Drinking Age Law: similarity 0.837 ✓
Driving Age Law: similarity 0.594
Voting Age Law: similarity 0.526

All three laws mention "age" and "Uganda." Keyword matching would struggle to rank them. But embeddings captured that "drinking" is much more related to "alcoholic beverages" than to "driving license" or "voter registration."

The 384 dimensions encoded the difference - not through explicit rules, but through learned patterns from millions of examples of how language is used.

When Reality Hits

5 laws? Takes milliseconds. Perfect.
100 laws? Still pretty fast.
10,000 laws? Starting to slow down...
1 million laws? Your browser freezes.
100 million laws? Forget about it.

Suddenly, I understood why vector databases exist.

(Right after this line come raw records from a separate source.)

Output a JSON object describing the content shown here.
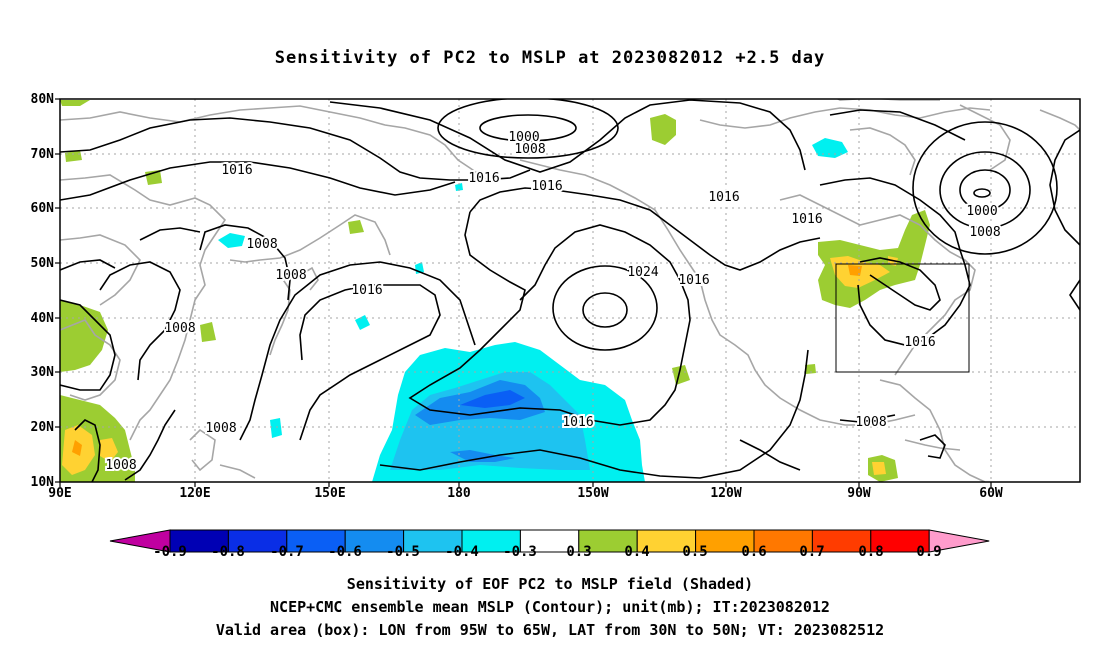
{
  "title": "Sensitivity of PC2 to MSLP at 2023082012 +2.5 day",
  "lat_labels": [
    "80N",
    "70N",
    "60N",
    "50N",
    "40N",
    "30N",
    "20N",
    "10N"
  ],
  "lon_labels": [
    "90E",
    "120E",
    "150E",
    "180",
    "150W",
    "120W",
    "90W",
    "60W"
  ],
  "contour_labels": [
    "1000",
    "1008",
    "1016",
    "1016",
    "1008",
    "1008",
    "1016",
    "1008",
    "1016",
    "1024",
    "1016",
    "1016",
    "1016",
    "1016",
    "1000",
    "1008",
    "1016",
    "1008",
    "1008",
    "1008"
  ],
  "colorbar": {
    "ticks": [
      "-0.9",
      "-0.8",
      "-0.7",
      "-0.6",
      "-0.5",
      "-0.4",
      "-0.3",
      "0.3",
      "0.4",
      "0.5",
      "0.6",
      "0.7",
      "0.8",
      "0.9"
    ],
    "colors": [
      "#c000a0",
      "#0000b4",
      "#0a2ee6",
      "#0a5ff5",
      "#148cf0",
      "#1ec3f0",
      "#00f0f0",
      "#ffffff",
      "#9ccd32",
      "#ffd232",
      "#ffa000",
      "#ff7800",
      "#ff3c00",
      "#ff0000",
      "#ff9ccc"
    ]
  },
  "captions": [
    "Sensitivity of EOF PC2 to MSLP field (Shaded)",
    "NCEP+CMC ensemble mean MSLP (Contour); unit(mb); IT:2023082012",
    "Valid area (box): LON from 95W to 65W, LAT from 30N to 50N; VT: 2023082512"
  ]
}
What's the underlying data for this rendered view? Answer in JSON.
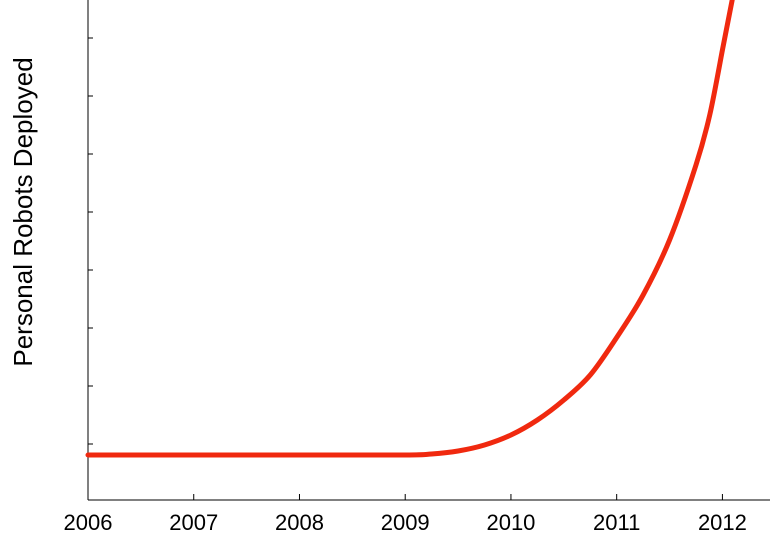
{
  "chart_data": {
    "type": "line",
    "title": "",
    "xlabel": "",
    "ylabel": "Personal Robots Deployed",
    "xlim": [
      2006,
      2012.45
    ],
    "ylim": [
      0,
      1
    ],
    "x_ticks": [
      "2006",
      "2007",
      "2008",
      "2009",
      "2010",
      "2011",
      "2012"
    ],
    "y_tick_labels_shown": false,
    "grid": false,
    "legend": "none",
    "series": [
      {
        "color": "#f0290f",
        "x": [
          2006.0,
          2007.0,
          2008.0,
          2009.0,
          2009.25,
          2009.5,
          2009.75,
          2010.0,
          2010.25,
          2010.5,
          2010.75,
          2011.0,
          2011.25,
          2011.5,
          2011.75,
          2011.88,
          2012.0
        ],
        "y": [
          0.09,
          0.09,
          0.09,
          0.09,
          0.092,
          0.098,
          0.11,
          0.13,
          0.16,
          0.2,
          0.25,
          0.325,
          0.41,
          0.52,
          0.67,
          0.77,
          0.9
        ]
      }
    ]
  }
}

The Trade-off I Discovered

Linear scan gives you EXACT results. You check every single vector, so you never miss the best match.

But do you always need exact results?

If the top result has similarity 0.837 and there's another at 0.836, does it matter which one you get? Probably not.

Vector databases use algorithms that trade a tiny bit of accuracy for massive speed gains:

HNSW (Hierarchical Navigable Small World)

Builds a graph of similar vectors
Instead of checking all vectors, you "hop" through the graph
Finds approximate nearest neighbors in O(log n) time

IVF (Inverted File Index)

Clusters similar vectors together
Only searches within relevant clusters
Skips entire regions of irrelevant data

These aren't "better" than linear scan - they're optimizations for scale.

When to Use What

This is what I learned through experimentation:

< 10,000 items?

Linear scan works fine
In-memory arrays are perfect
No need for complex infrastructure

10,000 - 100,000 items?

Linear scan gets slow
Consider simple optimizations (caching, pre-filtering)
Maybe a lightweight vector DB

100,000+ items?

You need proper indexing
ChromaDB, Pinecone, Weaviate become essential
The complexity is now worth it

Most tutorials skip straight to "use a vector database." But now I understood WHY. Not because it's required, but because linear scan doesn't scale.